A city councilwoman is proposing a moratorium on fast-food restaurants in south Los Angeles, which has more such eateries than any other part of the county.
The ordinance proposed by Councilwoman Jan Perry would stop new fast-food restaurants from opening in the area for up to two years while the city establishes a long-term plan to deal with the restaurants that have been linked to health problems.

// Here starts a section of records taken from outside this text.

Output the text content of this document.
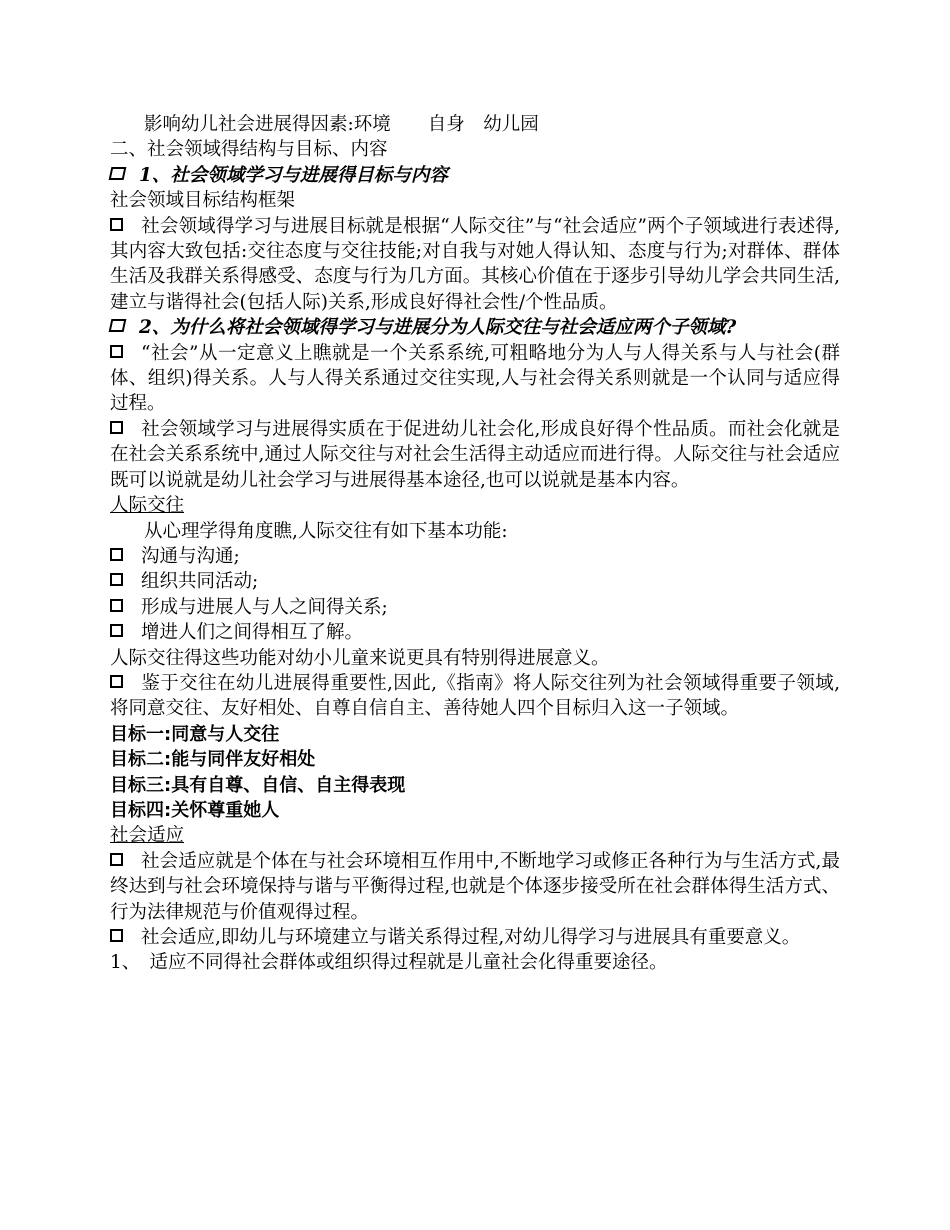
影响幼儿社会进展得因素:环境　　自身　幼儿园
二、社会领域得结构与目标、内容
1、社会领域学习与进展得目标与内容
社会领域目标结构框架
社会领域得学习与进展目标就是根据“人际交往”与“社会适应”两个子领域进行表述得,其内容大致包括:交往态度与交往技能;对自我与对她人得认知、态度与行为;对群体、群体生活及我群关系得感受、态度与行为几方面。其核心价值在于逐步引导幼儿学会共同生活,建立与谐得社会(包括人际)关系,形成良好得社会性/个性品质。
2、为什么将社会领域得学习与进展分为人际交往与社会适应两个子领域?
“社会”从一定意义上瞧就是一个关系系统,可粗略地分为人与人得关系与人与社会(群体、组织)得关系。人与人得关系通过交往实现,人与社会得关系则就是一个认同与适应得过程。
社会领域学习与进展得实质在于促进幼儿社会化,形成良好得个性品质。而社会化就是在社会关系系统中,通过人际交往与对社会生活得主动适应而进行得。人际交往与社会适应既可以说就是幼儿社会学习与进展得基本途径,也可以说就是基本内容。
人际交往
从心理学得角度瞧,人际交往有如下基本功能:
沟通与沟通;
组织共同活动;
形成与进展人与人之间得关系;
增进人们之间得相互了解。
人际交往得这些功能对幼小儿童来说更具有特别得进展意义。
鉴于交往在幼儿进展得重要性,因此,《指南》将人际交往列为社会领域得重要子领域,将同意交往、友好相处、自尊自信自主、善待她人四个目标归入这一子领域。
目标一:同意与人交往
目标二:能与同伴友好相处
目标三:具有自尊、自信、自主得表现
目标四:关怀尊重她人
社会适应
社会适应就是个体在与社会环境相互作用中,不断地学习或修正各种行为与生活方式,最终达到与社会环境保持与谐与平衡得过程,也就是个体逐步接受所在社会群体得生活方式、行为法律规范与价值观得过程。
社会适应,即幼儿与环境建立与谐关系得过程,对幼儿得学习与进展具有重要意义。
1、　适应不同得社会群体或组织得过程就是儿童社会化得重要途径。
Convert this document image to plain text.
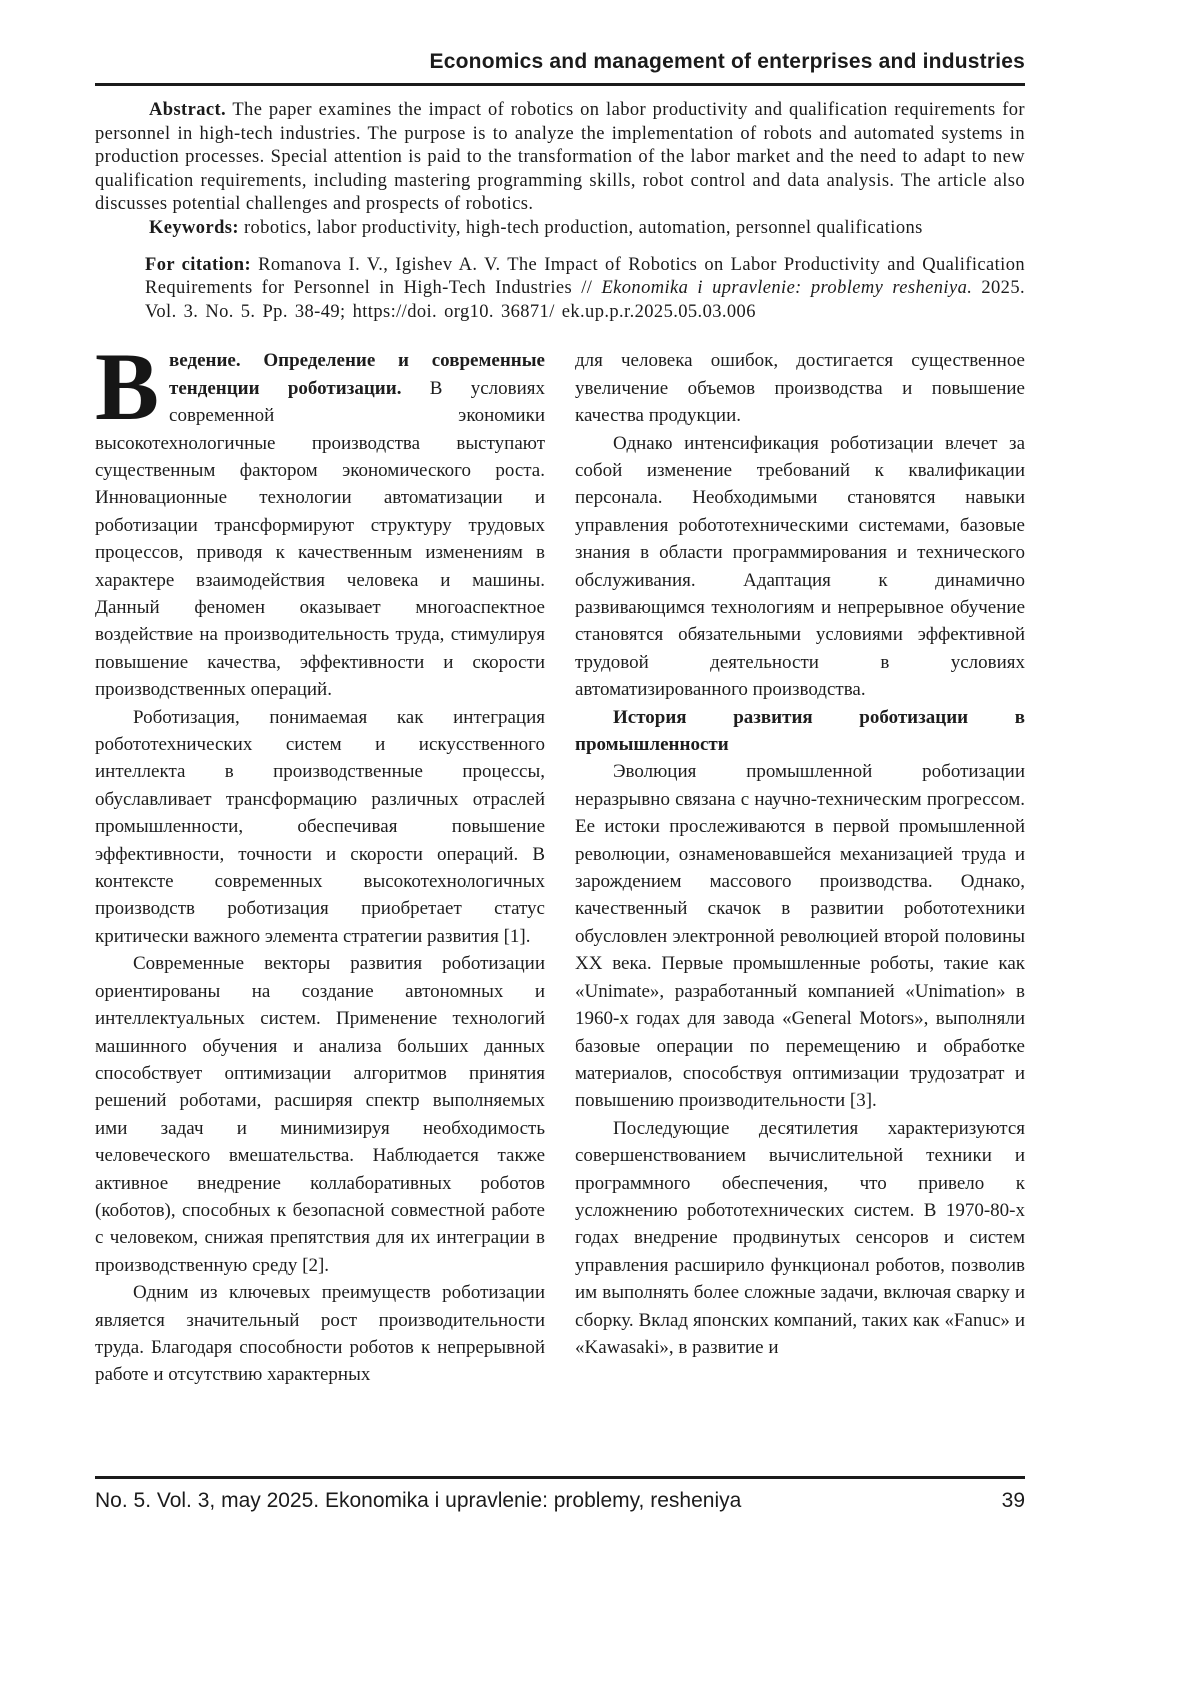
Economics and management of enterprises and industries

Abstract. The paper examines the impact of robotics on labor productivity and qualification requirements for personnel in high-tech industries. The purpose is to analyze the implementation of robots and automated systems in production processes. Special attention is paid to the transformation of the labor market and the need to adapt to new qualification requirements, including mastering programming skills, robot control and data analysis. The article also discusses potential challenges and prospects of robotics.

Keywords: robotics, labor productivity, high-tech production, automation, personnel qualifications

For citation: Romanova I. V., Igishev A. V. The Impact of Robotics on Labor Productivity and Qualification Requirements for Personnel in High-Tech Industries // Ekonomika i upravlenie: problemy resheniya. 2025. Vol. 3. No. 5. Pp. 38-49; https://doi. org10. 36871/ ek.up.p.r.2025.05.03.006

Введение. Определение и современные тенденции роботизации. В условиях современной экономики высокотехнологичные производства выступают существенным фактором экономического роста. Инновационные технологии автоматизации и роботизации трансформируют структуру трудовых процессов, приводя к качественным изменениям в характере взаимодействия человека и машины. Данный феномен оказывает многоаспектное воздействие на производительность труда, стимулируя повышение качества, эффективности и скорости производственных операций.

Роботизация, понимаемая как интеграция робототехнических систем и искусственного интеллекта в производственные процессы, обуславливает трансформацию различных отраслей промышленности, обеспечивая повышение эффективности, точности и скорости операций. В контексте современных высокотехнологичных производств роботизация приобретает статус критически важного элемента стратегии развития [1].

Современные векторы развития роботизации ориентированы на создание автономных и интеллектуальных систем. Применение технологий машинного обучения и анализа больших данных способствует оптимизации алгоритмов принятия решений роботами, расширяя спектр выполняемых ими задач и минимизируя необходимость человеческого вмешательства. Наблюдается также активное внедрение коллаборативных роботов (коботов), способных к безопасной совместной работе с человеком, снижая препятствия для их интеграции в производственную среду [2].

Одним из ключевых преимуществ роботизации является значительный рост производительности труда. Благодаря способности роботов к непрерывной работе и отсутствию характерных

для человека ошибок, достигается существенное увеличение объемов производства и повышение качества продукции.

Однако интенсификация роботизации влечет за собой изменение требований к квалификации персонала. Необходимыми становятся навыки управления робототехническими системами, базовые знания в области программирования и технического обслуживания. Адаптация к динамично развивающимся технологиям и непрерывное обучение становятся обязательными условиями эффективной трудовой деятельности в условиях автоматизированного производства.

История развития роботизации в промышленности

Эволюция промышленной роботизации неразрывно связана с научно-техническим прогрессом. Ее истоки прослеживаются в первой промышленной революции, ознаменовавшейся механизацией труда и зарождением массового производства. Однако, качественный скачок в развитии робототехники обусловлен электронной революцией второй половины XX века. Первые промышленные роботы, такие как «Unimate», разработанный компанией «Unimation» в 1960-х годах для завода «General Motors», выполняли базовые операции по перемещению и обработке материалов, способствуя оптимизации трудозатрат и повышению производительности [3].

Последующие десятилетия характеризуются совершенствованием вычислительной техники и программного обеспечения, что привело к усложнению робототехнических систем. В 1970-80-х годах внедрение продвинутых сенсоров и систем управления расширило функционал роботов, позволив им выполнять более сложные задачи, включая сварку и сборку. Вклад японских компаний, таких как «Fanuc» и «Kawasaki», в развитие и

No. 5. Vol. 3, may 2025. Ekonomika i upravlenie: problemy, resheniya	39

"The people don't want them, but when they don't have any other options, they may gravitate to what's there," Perry said in Monday's Los Angeles Times.
The ordinance is a response to suspicions that obesity and related illnesses — including high blood pressure, diabetes and heart disease — are connected to the high-fat foods that dominate fast-food restaurant menus.
An analysis by the Times found that south Los Angeles has the county's highest concentration of fast-food restaurants.
The area also has higher rates of obesity than the rest of the county, according to a county Department of Public Health study that found 30 percent of adults in south Los Angeles are obese, compared with 20.9 percent in the county overall. For children, the obesity rate was 29 percent in south Los Angeles, compared with 23.3 percent in the county.
Some public health experts cheered the proposal.
"While limiting fast-food restaurants isn't a solution in itself, it's an important piece of the puzzle," said Mark Vallianatos, director of the Center for Food and Justice at Occidental College.
But some in the restaurant industry criticized the moratorium proposal, which would only permit full-service, sit-down restaurants to open, as misguided.
Dennis Lombardi, foodservice strategies chief at restaurant consulting firm WD Partners, said the restriction was "like saying we're not going to allow anybody to sell Chevrolets anymore because we want people to buy nothing but Mercedes-Benzes."